Plus près de nous mais plus loin dans le temps, au printemps ’94 au Rwanda, devant l’ampleur des massacres qui ravagent le Pays des Mille Collines, mis à part quelques médias français et associés qui s’évertuent, dans la ligne de leurs autorités, à parler de massacres inter-ethniques; l’opinion internationale (Nations Unies, ONG des droits de l’homme ou de l’humanitaire, experts divers de bonne foi, etc.) évoque assez vite le génocide des Tutsis et Hutus modérés.

Les USA dirigés par Bill Clinton ne pensent pas le contraire mais l’exprimer est une démarche qui impliquerait une intervention militaire pour faire cesser le carnage. Le mot génocide sans accent en anglais va donc être tabou dans l’administration de l’époque.

Le Rwanda ne représente pas un intérêt stratégique ou économique vital pour la puissance mondiale donc on laissera la situation se « régler » d’elle-même. Quitte par la suite à reconnaître son erreur.
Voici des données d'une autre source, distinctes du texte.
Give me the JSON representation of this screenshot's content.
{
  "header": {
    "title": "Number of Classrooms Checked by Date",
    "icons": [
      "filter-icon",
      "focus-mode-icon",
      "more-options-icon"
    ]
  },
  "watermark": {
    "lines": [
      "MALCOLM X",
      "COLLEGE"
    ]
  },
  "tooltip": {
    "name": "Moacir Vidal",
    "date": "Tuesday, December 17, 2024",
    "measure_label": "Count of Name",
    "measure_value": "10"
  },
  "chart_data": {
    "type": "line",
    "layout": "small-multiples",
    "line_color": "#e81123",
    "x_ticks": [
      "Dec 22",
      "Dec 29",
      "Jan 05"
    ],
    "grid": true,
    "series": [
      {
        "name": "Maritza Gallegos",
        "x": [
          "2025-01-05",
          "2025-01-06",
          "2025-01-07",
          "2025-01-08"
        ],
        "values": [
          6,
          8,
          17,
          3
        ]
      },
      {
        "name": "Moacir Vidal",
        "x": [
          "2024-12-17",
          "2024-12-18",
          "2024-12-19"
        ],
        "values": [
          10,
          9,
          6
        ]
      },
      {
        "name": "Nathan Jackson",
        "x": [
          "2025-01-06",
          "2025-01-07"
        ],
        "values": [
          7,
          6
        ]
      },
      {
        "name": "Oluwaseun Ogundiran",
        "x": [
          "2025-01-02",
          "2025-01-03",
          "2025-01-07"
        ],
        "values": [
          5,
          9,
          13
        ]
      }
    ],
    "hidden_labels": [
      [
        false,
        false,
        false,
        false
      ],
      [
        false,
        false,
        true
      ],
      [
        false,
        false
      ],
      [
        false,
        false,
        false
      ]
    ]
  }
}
Demander pardon coûte beaucoup mois qu’envoyer une armada pour empêcher la perpétration d’un crime contre l’humanité.

Pour ce qui est de l’Egypte, Washington ne doit ni couper l’aide militaire ni même dénoncer le… renversement du président Morsi puisque celui-ci est toujours considéré officiellement comme le chef de l’Etat démocratiquement élu dont on demande dans un premier temps le rétablissement rapide. Par la suite on s’accommodera du fait accompli, on demandera pardon pour ce qui était effectivement un coup d’Etat puis on priera pour le retour au processus et aux institutions démocratiques.

Amen !

NKB 04/07/2013

Coup d’Etat en Egypte: l’armée retient Morsi et son équipe (La Libre Belgique, 04/07/2013)
Morsi balayé par un coup d’Etat (BBC Afrique, 03/07/2013)

Assad: la crise en Egypte incarne « la chute » de « l’islam politique » (La Libre Belgique, 03/07/2013)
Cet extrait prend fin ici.